Running source extraction algorithms

In this notebook, we use simulated data to introduce source extraction algorithms.

Setup plotting


In [1]:
%matplotlib inline
from thunder import Colorize
image = Colorize.image
import seaborn as sns
figsize = 12

Create data with ground truth


In [2]:
data, ts, truth = tsc.makeExample('sources', centers=10, noise=1.0, returnParams=True)

The data set is an Images object, in this case 100 images of size 100 x 200


In [3]:
data


Out[3]:
Images
nrecords: 100
dtype: float
dims: min=(0, 0), max=(99, 199), count=(100, 200)

Look at the mean image


In [4]:
im = data.mean()

In [5]:
image(im, size=11)


Confirm that the ground truth exactly matches the sources, using the masks method to see the source outlines


In [6]:
image(truth.masks((100,200), base=im, outline=True), size=figsize)


Run an algorithm

Many common algorithms with sensible defaults are availiable directly through the top level SourceExtraction class and can be called by name.

We'll start by using the localmax method, which is an example of a "feature method". These methods compute simple statistics on the data and them use image-based operations to identifty likely sources.
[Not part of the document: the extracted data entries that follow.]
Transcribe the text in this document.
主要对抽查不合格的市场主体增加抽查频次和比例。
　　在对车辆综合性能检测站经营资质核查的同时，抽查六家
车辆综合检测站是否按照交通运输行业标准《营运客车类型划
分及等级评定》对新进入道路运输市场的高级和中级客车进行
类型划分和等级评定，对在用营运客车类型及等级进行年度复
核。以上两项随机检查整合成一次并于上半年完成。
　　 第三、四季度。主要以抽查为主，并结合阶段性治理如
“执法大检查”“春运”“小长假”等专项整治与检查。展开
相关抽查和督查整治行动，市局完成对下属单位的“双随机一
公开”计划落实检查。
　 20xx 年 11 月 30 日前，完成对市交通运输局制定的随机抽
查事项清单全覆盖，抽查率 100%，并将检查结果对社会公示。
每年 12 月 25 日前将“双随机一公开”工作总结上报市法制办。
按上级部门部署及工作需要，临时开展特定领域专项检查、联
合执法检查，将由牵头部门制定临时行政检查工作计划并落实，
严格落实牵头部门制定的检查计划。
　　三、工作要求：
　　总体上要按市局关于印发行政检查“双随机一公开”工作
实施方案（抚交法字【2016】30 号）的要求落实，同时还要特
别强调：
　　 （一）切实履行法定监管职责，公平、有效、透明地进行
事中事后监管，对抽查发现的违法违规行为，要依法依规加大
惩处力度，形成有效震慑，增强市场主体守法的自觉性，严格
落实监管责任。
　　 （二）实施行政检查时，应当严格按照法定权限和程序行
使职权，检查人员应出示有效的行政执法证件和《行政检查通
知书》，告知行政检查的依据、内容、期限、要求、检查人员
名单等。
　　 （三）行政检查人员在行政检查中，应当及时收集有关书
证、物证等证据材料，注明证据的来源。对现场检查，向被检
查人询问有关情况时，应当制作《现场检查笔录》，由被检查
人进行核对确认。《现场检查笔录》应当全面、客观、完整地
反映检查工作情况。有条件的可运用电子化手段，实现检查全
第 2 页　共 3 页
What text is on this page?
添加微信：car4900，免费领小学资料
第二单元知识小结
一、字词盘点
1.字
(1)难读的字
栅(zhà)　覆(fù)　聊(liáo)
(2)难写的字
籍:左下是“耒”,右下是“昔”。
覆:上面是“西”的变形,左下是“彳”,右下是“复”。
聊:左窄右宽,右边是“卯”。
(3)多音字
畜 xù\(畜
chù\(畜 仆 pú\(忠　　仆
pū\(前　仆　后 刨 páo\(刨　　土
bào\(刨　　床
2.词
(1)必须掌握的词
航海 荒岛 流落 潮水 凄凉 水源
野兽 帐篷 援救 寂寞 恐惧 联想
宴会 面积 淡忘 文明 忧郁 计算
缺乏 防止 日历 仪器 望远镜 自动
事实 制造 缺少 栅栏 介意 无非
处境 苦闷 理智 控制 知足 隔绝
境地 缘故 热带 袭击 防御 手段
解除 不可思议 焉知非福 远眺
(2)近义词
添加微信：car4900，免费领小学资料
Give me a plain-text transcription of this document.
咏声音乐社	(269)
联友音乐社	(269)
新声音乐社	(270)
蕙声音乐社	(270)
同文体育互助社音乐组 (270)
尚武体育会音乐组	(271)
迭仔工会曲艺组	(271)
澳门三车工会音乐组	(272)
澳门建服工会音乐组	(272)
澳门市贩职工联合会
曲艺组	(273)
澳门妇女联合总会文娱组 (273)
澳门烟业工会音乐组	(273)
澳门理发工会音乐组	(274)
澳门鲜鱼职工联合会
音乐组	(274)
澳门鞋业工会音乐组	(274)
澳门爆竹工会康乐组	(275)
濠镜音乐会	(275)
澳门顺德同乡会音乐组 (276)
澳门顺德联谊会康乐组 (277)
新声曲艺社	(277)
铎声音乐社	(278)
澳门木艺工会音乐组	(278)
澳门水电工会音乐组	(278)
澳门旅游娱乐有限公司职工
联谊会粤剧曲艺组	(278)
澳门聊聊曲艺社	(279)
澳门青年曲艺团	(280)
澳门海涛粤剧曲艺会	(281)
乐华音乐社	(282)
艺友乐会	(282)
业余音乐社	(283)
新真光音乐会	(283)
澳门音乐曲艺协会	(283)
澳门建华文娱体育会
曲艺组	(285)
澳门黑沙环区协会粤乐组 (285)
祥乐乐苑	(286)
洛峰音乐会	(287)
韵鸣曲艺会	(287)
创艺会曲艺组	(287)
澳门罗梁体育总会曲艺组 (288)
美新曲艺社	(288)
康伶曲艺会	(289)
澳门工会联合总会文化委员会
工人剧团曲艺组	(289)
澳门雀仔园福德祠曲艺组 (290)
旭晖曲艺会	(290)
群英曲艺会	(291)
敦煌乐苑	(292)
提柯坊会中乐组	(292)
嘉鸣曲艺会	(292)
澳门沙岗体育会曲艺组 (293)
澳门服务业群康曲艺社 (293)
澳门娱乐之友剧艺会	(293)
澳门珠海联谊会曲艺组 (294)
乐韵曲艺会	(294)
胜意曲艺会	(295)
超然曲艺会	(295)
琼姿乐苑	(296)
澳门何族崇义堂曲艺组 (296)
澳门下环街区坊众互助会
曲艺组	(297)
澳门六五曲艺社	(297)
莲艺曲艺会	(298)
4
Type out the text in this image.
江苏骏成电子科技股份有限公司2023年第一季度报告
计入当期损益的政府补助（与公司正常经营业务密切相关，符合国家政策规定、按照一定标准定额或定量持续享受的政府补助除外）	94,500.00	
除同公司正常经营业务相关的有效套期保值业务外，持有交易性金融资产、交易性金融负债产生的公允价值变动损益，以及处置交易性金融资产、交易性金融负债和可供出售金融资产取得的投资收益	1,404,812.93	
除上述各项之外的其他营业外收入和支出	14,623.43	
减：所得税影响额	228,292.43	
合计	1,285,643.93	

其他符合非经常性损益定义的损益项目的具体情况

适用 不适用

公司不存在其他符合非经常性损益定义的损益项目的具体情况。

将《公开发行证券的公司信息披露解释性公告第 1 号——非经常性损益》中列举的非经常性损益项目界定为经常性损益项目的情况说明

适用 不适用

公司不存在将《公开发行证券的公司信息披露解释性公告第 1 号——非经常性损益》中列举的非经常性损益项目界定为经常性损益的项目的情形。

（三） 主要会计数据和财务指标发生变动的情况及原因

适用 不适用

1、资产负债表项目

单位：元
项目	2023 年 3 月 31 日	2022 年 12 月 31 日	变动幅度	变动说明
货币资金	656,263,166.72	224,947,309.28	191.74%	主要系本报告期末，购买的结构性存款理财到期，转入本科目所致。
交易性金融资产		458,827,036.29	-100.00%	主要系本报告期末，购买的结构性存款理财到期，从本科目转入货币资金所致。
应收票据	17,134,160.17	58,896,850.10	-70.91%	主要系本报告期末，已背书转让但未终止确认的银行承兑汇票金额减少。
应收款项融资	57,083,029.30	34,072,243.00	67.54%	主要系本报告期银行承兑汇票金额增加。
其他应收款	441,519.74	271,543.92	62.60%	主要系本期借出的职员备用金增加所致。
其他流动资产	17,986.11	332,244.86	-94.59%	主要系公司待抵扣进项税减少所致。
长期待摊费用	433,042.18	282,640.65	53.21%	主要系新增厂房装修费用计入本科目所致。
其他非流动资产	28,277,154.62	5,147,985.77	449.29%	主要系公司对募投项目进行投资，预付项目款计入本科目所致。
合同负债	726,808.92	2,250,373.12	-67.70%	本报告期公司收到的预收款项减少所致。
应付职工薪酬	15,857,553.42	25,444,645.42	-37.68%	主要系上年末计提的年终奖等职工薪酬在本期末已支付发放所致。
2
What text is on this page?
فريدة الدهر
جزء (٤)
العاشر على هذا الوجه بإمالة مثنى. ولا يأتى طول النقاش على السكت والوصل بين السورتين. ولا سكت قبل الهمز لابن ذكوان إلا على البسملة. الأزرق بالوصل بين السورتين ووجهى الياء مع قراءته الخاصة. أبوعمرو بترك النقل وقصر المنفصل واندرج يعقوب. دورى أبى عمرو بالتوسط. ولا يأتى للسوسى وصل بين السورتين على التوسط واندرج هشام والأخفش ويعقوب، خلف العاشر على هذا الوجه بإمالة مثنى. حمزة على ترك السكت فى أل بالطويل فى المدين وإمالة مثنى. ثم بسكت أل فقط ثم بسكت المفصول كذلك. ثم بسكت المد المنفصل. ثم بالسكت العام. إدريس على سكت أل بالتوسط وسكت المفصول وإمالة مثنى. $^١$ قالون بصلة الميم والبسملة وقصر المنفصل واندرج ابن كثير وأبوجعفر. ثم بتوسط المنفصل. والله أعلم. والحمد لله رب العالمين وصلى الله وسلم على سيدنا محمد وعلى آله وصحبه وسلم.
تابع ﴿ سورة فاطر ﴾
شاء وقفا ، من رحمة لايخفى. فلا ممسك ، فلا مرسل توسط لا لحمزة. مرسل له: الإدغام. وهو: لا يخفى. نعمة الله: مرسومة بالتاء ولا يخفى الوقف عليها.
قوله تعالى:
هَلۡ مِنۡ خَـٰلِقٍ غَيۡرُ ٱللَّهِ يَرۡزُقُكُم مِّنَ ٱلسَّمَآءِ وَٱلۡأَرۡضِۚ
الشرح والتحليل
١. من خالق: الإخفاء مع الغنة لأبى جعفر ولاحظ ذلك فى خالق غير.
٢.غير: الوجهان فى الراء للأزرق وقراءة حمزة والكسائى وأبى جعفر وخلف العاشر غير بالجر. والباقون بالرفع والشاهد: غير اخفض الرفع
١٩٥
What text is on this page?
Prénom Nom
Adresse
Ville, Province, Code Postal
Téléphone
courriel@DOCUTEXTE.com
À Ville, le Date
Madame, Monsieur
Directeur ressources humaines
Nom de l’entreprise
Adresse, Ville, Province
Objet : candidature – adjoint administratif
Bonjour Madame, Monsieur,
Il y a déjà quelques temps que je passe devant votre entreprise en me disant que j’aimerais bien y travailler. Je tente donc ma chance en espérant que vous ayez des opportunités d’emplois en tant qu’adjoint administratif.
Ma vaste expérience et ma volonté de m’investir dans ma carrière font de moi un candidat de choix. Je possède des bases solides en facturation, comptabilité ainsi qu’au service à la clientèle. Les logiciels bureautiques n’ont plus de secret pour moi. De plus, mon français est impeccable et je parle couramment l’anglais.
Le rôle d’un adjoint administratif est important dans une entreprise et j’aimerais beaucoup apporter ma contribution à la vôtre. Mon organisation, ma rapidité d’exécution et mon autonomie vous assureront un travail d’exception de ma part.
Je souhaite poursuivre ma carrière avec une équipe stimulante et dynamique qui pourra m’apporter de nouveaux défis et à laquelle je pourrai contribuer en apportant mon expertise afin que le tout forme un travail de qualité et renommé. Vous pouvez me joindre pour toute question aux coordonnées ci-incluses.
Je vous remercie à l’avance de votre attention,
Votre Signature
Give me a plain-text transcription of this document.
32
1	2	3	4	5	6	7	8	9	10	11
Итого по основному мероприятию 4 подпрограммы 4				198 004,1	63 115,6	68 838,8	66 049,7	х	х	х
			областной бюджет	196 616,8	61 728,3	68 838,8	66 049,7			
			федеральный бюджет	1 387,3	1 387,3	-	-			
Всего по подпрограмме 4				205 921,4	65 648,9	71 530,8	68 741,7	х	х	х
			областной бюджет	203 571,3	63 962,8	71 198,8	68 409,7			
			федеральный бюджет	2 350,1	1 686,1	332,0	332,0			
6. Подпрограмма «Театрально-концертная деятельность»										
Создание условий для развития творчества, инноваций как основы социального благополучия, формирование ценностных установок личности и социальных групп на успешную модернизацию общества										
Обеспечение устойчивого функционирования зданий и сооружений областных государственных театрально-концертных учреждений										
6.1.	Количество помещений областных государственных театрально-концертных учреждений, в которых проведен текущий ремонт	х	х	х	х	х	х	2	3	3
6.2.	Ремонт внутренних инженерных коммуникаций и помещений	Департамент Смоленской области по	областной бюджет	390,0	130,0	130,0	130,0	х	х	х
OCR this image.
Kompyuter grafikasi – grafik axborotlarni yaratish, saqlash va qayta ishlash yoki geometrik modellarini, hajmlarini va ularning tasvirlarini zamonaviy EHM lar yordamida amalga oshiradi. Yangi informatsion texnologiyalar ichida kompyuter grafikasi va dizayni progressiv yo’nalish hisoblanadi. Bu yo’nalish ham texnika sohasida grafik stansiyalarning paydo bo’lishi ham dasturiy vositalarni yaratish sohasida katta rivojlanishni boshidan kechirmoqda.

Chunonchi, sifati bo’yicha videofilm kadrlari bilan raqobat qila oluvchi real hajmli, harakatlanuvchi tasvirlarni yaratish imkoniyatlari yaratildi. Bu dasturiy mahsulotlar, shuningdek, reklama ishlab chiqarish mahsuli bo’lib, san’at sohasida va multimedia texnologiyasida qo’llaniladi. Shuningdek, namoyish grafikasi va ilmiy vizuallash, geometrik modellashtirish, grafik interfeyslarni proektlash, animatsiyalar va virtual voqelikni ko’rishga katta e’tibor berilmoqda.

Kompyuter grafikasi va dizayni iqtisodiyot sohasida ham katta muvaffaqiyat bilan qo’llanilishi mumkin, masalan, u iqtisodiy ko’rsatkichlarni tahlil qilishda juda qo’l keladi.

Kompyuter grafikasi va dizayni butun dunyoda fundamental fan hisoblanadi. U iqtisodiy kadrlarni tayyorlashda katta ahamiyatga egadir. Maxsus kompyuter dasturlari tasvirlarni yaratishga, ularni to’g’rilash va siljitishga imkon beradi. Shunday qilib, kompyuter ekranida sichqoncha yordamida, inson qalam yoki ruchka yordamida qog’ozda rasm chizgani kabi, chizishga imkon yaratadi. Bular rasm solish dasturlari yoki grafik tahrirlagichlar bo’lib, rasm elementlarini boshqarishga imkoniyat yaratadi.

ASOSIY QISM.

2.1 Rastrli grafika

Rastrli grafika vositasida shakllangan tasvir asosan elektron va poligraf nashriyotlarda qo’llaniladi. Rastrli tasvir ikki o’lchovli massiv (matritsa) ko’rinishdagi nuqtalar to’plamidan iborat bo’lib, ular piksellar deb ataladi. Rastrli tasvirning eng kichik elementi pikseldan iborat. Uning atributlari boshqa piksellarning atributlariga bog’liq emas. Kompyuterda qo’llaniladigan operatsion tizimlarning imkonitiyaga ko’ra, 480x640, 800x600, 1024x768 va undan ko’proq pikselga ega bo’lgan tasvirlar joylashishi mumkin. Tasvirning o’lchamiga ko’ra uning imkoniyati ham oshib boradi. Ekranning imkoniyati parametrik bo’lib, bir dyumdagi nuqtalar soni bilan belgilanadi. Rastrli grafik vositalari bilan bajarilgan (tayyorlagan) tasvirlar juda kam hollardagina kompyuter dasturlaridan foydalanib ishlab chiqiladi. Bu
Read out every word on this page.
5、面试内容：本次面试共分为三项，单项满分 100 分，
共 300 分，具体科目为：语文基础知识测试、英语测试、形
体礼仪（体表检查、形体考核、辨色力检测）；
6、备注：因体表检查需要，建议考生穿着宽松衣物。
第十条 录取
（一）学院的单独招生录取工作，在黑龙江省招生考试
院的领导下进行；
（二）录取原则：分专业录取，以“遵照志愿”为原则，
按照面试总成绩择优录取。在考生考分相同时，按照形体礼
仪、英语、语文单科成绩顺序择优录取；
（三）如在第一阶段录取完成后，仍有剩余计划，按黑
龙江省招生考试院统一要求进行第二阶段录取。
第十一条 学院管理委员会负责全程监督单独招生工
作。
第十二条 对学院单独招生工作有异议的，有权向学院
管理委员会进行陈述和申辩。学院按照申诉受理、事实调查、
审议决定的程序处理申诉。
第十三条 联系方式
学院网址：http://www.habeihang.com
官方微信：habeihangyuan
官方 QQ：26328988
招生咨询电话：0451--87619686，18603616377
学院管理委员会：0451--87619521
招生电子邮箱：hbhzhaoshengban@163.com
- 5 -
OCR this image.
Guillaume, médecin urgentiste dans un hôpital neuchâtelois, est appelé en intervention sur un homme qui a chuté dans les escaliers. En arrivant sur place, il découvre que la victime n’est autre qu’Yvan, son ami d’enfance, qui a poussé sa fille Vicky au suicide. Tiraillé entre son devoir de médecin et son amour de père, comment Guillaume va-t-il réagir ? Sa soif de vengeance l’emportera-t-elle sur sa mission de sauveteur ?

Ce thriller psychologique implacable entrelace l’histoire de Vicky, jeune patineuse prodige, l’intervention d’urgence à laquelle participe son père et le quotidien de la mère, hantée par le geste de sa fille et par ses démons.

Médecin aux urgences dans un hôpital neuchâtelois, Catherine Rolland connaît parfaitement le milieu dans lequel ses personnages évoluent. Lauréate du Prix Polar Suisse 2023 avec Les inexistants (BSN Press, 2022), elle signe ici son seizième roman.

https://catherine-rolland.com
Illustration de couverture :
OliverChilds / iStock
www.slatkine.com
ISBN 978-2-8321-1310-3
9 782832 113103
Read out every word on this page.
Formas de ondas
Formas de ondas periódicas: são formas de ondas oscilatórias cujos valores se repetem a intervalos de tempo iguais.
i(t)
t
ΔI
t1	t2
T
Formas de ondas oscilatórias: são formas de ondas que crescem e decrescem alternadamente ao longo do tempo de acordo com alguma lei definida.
The local max algorithms simply identified sources around local peaks in the mean image.


In [7]:
from thunder import SourceExtraction
model = SourceExtraction('localmax')

We can use the model to fit the data, which yields a SourceModel


In [8]:
sources = model.fit(data)

In [9]:
image(sources.masks((100, 200), base=im, outline=True), size=figsize)


Some methods have parameters, such as the maxSources method for this method, which will likely improve the result by eliminating false positives


In [10]:
sources = SourceExtraction('localmax', maxSources=10).fit(data)
image(sources.masks((100, 200), base=im, outline=True), size=figsize)


Run a block algorithm

Another classes of algorithms perform operations on spatio temporal blocks to identify sources locally, and then merge sources across blocks. A variety of local operations are possible; many are based on matrix factorization, for example, non-negative matrix factorization.


In [11]:
model = SourceExtraction('nmf')

When fitting this mode, we need to specify the size of the block as an argument


In [12]:
sources = model.fit(data, size=(25,25))

In [13]:
sources


Out[13]:
SourceModel
12 sources

Look at the result; it's likely not very good due to artifacts at the block boundaries


In [14]:
image(sources.masks((100, 200), base=im, outline=True, color='random'), size=figsize)


We can improve things by padding the blocks through an extra argument during fitting


In [15]:
sources = model.fit(data, size=(25,25), padding=7)

In [16]:
sources


Out[16]:
SourceModel
43 sources

You'll find that all sources were found, but many now overlap (due to the padded region)


In [17]:
image(sources.masks((100, 200), base=im, outline=True, color='random'), size=figsize)


This can be improved through the use of a custom merger, for example, the OverlapBlockMerger, which will merge sources from each block to those in adjacent blocks so long as they overlap by a certain fraction.


In [18]:
from thunder.extraction import OverlapBlockMerger

In [19]:
model = SourceExtraction('nmf', merger=OverlapBlockMerger(0.25), minArea=100)

In [20]:
sources = model.fit(data, size=(25,25), padding=7)

In [21]:
sources


Out[21]:
SourceModel
9 sources

In [22]:
image(sources.masks((100, 200), base=im, outline=True, color='random'), size=figsize)